When the news broke that the owner of WWE put a bid in to purchase TNA Impact wrestling, I wasn’t the least bit surprised. The first thing I thought of, however, was the news that broke regarding his initial purchase of WCW and how a sportswriter back then viewed his dealings with WCW.
Some 15 years later, I still think it was a terrible move and the notion of him trying to do the same thing with a ship taking on water may have its immediate merits, but it will become a disaster in the end.
My reasons for this aren’t personal. I don’t have a dog in the fight. I can find fault with every wrestling operation out there, big and small. McMahon believes in the concept of bigger is better. But by promoting that theory he has sunk himself into a hole he is still trying to get out of since 2001. Yes, WWE grabbed superstars like Booker T, Rey Mysterio, Chris Jericho and others.
But as of now, there is no real competition in this business. WCW was the last of a dying breed. Ring of Honor and TNA have their own place in this dichotomy – where wrestlers like Abyss, Jay Lethal, and Adam Cole all have their own following. It would be nice to see everyone on an even playing field, but after a while that “niceness” becomes old, it becomes stale.

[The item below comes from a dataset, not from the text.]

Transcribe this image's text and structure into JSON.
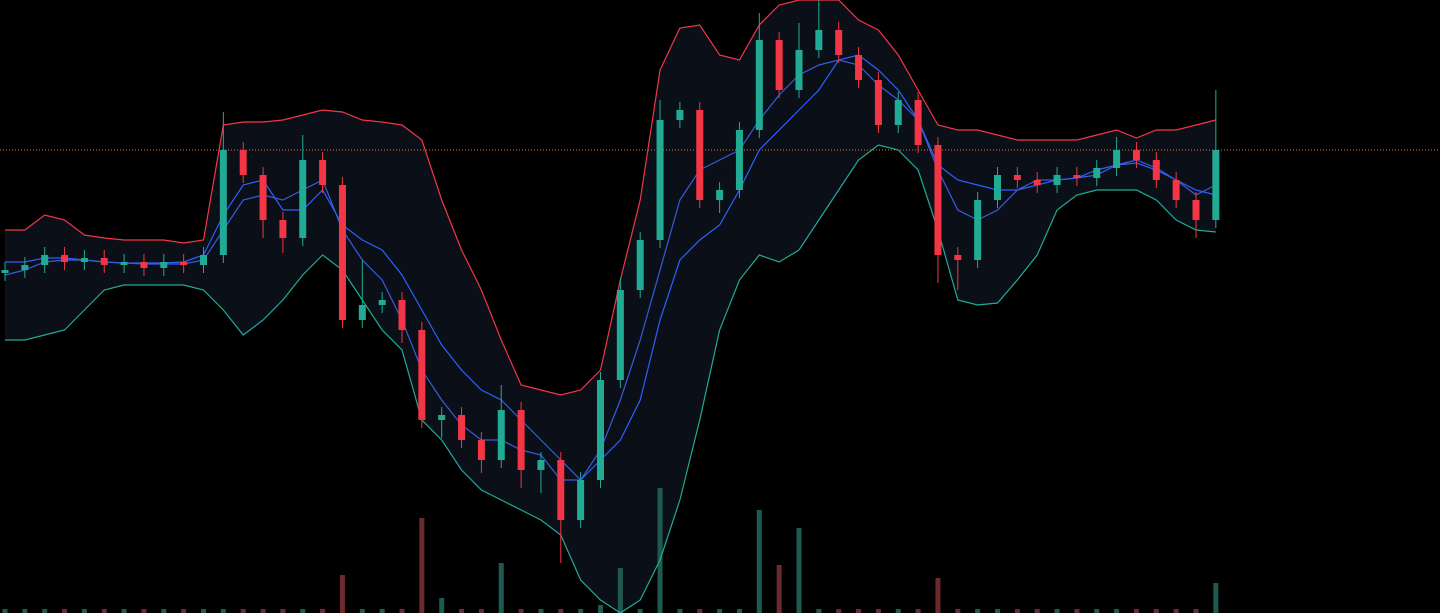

This is supposed to be an editorial of sorts, getting away from the usual slideshow of reasons for such a poor move. I suspect McMahon has it somewhere in the back of his mind that despite a brand split and new titles abounding, the company is still dealing with low ratings.

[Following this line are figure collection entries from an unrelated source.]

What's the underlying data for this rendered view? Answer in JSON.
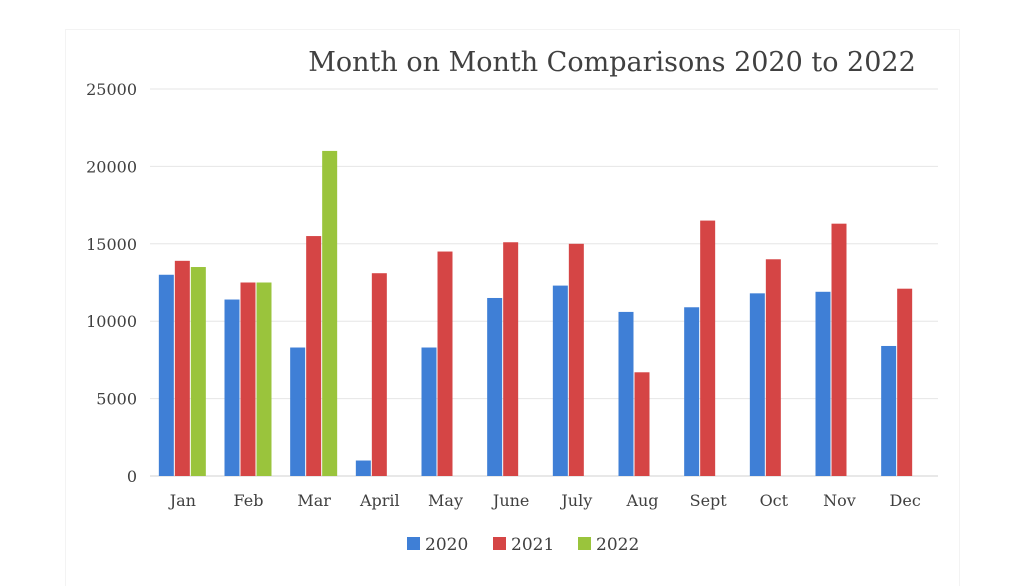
{
  "chart_data": {
    "type": "bar",
    "title": "Month on Month Comparisons 2020 to 2022",
    "xlabel": "",
    "ylabel": "",
    "categories": [
      "Jan",
      "Feb",
      "Mar",
      "April",
      "May",
      "June",
      "July",
      "Aug",
      "Sept",
      "Oct",
      "Nov",
      "Dec"
    ],
    "series": [
      {
        "name": "2020",
        "color": "#3f7fd6",
        "values": [
          13000,
          11400,
          8300,
          1000,
          8300,
          11500,
          12300,
          10600,
          10900,
          11800,
          11900,
          8400
        ]
      },
      {
        "name": "2021",
        "color": "#d54545",
        "values": [
          13900,
          12500,
          15500,
          13100,
          14500,
          15100,
          15000,
          6700,
          16500,
          14000,
          16300,
          12100
        ]
      },
      {
        "name": "2022",
        "color": "#9ac43c",
        "values": [
          13500,
          12500,
          21000,
          null,
          null,
          null,
          null,
          null,
          null,
          null,
          null,
          null
        ]
      }
    ],
    "ylim": [
      0,
      25000
    ],
    "yticks": [
      0,
      5000,
      10000,
      15000,
      20000,
      25000
    ],
    "grid": true,
    "legend_position": "bottom"
  }
}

Maybe an influx of change once again would help the cause. While Raw has a larger, more potent roster, it cannot grab onto a consistent storyline. Smackdown Live remains the little brother of the outfit and is winning the brand war because of smaller options and better storylines that have kept fans entertained.

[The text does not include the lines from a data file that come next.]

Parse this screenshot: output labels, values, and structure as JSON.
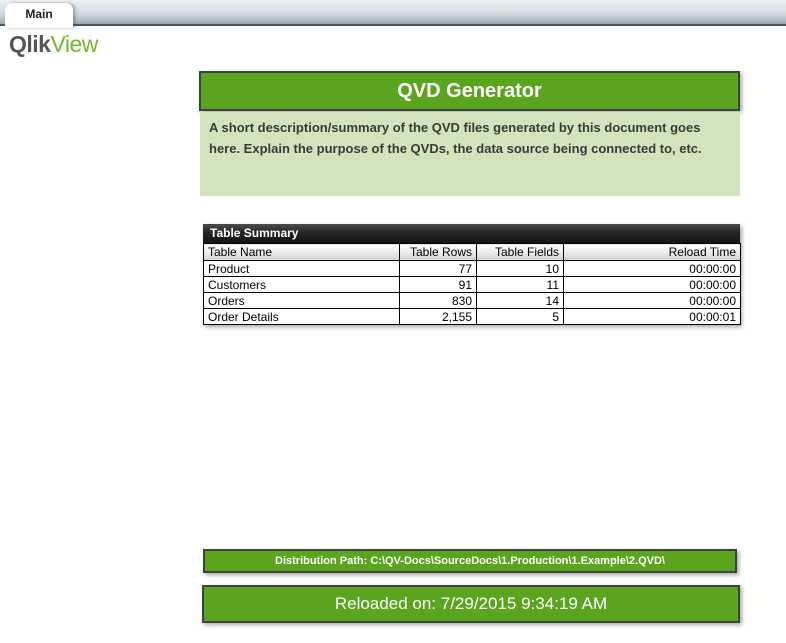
{
  "tab_bar": {
    "tabs": [
      {
        "label": "Main",
        "active": true
      }
    ]
  },
  "logo": {
    "part1": "Qlik",
    "part2": "View"
  },
  "header": {
    "title": "QVD Generator"
  },
  "description": {
    "text": "A short description/summary of the QVD files generated by this document goes here. Explain the purpose of the QVDs, the data source being connected to, etc."
  },
  "table_summary": {
    "caption": "Table Summary",
    "columns": [
      "Table Name",
      "Table Rows",
      "Table Fields",
      "Reload Time"
    ],
    "rows": [
      {
        "name": "Product",
        "rows": "77",
        "fields": "10",
        "reload_time": "00:00:00"
      },
      {
        "name": "Customers",
        "rows": "91",
        "fields": "11",
        "reload_time": "00:00:00"
      },
      {
        "name": "Orders",
        "rows": "830",
        "fields": "14",
        "reload_time": "00:00:00"
      },
      {
        "name": "Order Details",
        "rows": "2,155",
        "fields": "5",
        "reload_time": "00:00:01"
      }
    ]
  },
  "footer": {
    "distribution_path": "Distribution Path: C:\\QV-Docs\\SourceDocs\\1.Production\\1.Example\\2.QVD\\",
    "reloaded_on": "Reloaded on: 7/29/2015 9:34:19 AM"
  },
  "colors": {
    "accent_green": "#5aa41e",
    "light_green": "#d2e4bb",
    "caption_dark": "#262626",
    "logo_gray": "#55565a",
    "logo_green": "#74b62c"
  }
}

If the McMahons cannot take two rosters and make them functional so fans want to watch on Monday and Tuesday nights, how will they bring in another brand with new wrestlers (although old faces) and have it work as a well-oiled machine.
The answer, plainly, is “I do not know.”
I don’t know why TNA has the issues it has when it isn’t void of talent, has solid performers and has a Knockouts division and cruiserweights that perform with zeal every week. Changes in management and ownership haven’t helped and a new look, new theme, no flavor has seemed to make it exciting, but the results are the same.
Still, having a McMahon run the joint just seems a bit redundant. The one thing I can say about TNA, ROH, CZW and every other independent promotion out there, the hardcore fan appreciates you. Having McMahon buy TNA only soils the reason for such independence. Ironically, should WWE buy TNA, wrestlers like Lashley, Drew Galloway, Aron Rex and the Hardys will be back under the thumb they escaped from in the first place. In this case, too much of one thing really is a bad thing.
Hopefully, the bid McMahon put in on the promotion will not be enough to change the wrestling world. I can only hope. I was raised on the old NWA. I believe in Jack Brisco and the fireman’s carry. I watched Dory Funk Jr. and the spinning toe hold and I thought the Dusty Rhodes bionic elbow was a thing of beauty.
TNA going to the dark side takes all that way. This isn’t about McMahon wanting to help a struggling wrestling promotion – it’s about conquering the little promotion that couldn’t. There has to be another way.
Hopefully, that way doesn’t have the name McMahon attached to it.